The project, in collaboration with Dr. Brown, focused on mathematics in ecology. Dr. Brown and Vargas showed 15 students how to develop a transect survey, collect data and analyze said data.
“Dr. K focused on chemistry with eight students, and Dr. D and LeBlanc focused on physics and biomechanics with 14 or so students,” Vargas said in an email interview.
According to Ramirez, the academy served 40 high school, transfer, and community college students last summer, 30 of which had the intent to attend Cal Lutheran.
“My biggest hope for ALLIES in STEM is that we are able to provide much needed resources and opportunities for students majoring in STEM disciplines,” said Vargas in an email interview. “More specifically, I hope to see students from traditionally underrepresented groups benefit from ALLIES in STEM project activities.”
Cal Lutheran originally received this grant after gaining the title of “Hispanic Serving Institution.” According to Ramirez, this means that the university’s population consists of over 25 percent Hispanic students.
“I’m really excited because [ALLIES in STEM] gives our students a sense of belonging and a family on campus,” Lopez said. “It gives them a place where they can relate to others that look like them, that maybe talk like them, that have similar backgrounds to themselves, and to feel like they’re not alone.”

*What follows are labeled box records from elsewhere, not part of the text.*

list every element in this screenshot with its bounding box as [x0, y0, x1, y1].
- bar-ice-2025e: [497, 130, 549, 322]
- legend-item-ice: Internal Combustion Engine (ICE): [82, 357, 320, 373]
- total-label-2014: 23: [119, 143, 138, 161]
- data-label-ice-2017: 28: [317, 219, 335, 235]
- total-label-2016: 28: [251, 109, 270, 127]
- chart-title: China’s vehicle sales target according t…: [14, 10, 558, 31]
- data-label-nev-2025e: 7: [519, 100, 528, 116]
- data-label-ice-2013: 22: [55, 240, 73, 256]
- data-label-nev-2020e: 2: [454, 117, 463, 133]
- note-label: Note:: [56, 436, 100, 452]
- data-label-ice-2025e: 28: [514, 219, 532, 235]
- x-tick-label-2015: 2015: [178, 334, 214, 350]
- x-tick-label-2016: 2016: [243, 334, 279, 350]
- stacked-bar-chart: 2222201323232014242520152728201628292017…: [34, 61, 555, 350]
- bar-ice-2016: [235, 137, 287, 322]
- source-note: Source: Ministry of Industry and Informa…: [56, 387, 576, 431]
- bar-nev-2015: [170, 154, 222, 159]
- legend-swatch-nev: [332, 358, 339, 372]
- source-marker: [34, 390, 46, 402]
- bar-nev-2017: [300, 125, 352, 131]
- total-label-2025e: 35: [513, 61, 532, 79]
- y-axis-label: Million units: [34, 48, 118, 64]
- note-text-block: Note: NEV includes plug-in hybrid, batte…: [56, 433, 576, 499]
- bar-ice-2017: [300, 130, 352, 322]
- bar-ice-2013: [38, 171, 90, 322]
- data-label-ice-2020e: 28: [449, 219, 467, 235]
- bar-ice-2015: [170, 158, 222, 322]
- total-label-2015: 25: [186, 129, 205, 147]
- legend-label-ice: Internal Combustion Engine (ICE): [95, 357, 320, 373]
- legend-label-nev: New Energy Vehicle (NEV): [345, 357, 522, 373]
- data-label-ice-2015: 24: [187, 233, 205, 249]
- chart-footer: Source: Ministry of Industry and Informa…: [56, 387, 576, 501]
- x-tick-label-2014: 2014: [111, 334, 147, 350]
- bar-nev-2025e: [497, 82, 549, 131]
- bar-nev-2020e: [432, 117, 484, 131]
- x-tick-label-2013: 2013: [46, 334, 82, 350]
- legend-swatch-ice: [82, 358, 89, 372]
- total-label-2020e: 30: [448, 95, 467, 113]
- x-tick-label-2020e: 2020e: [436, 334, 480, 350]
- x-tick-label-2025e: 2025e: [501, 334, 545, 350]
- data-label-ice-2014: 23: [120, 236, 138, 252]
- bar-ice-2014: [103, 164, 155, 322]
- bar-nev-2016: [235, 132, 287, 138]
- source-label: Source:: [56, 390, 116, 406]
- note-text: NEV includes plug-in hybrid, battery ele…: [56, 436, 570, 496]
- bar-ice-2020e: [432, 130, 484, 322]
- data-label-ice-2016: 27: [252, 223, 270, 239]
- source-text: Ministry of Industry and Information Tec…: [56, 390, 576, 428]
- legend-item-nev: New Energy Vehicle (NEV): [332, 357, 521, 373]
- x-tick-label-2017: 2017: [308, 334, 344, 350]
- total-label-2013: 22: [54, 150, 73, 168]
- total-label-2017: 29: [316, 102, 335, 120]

After the grant ends in five years, ALLIES does not want these new resources to simply disappear. Ramirez said that they would try and build a sustainable aspect to the new programs by renovating a new building to become an ALLIES center and setting up funding for future research.
“The ALLIES in STEM project is a great opportunity for the Cal Lutheran community,” Vargas said in an email interview. “We’ll have more tutoring in STEM, more robust instructional support via supplemental instruction, and a physical space to build community. ALLIES in STEM will also allow us to fund more students to participate in faculty-mentored research, internships, DA-ships, tutor and student worker positions.”
These are the positions that, Ramirez hopes, will spur on future students to continue researching and working in the STEM fields.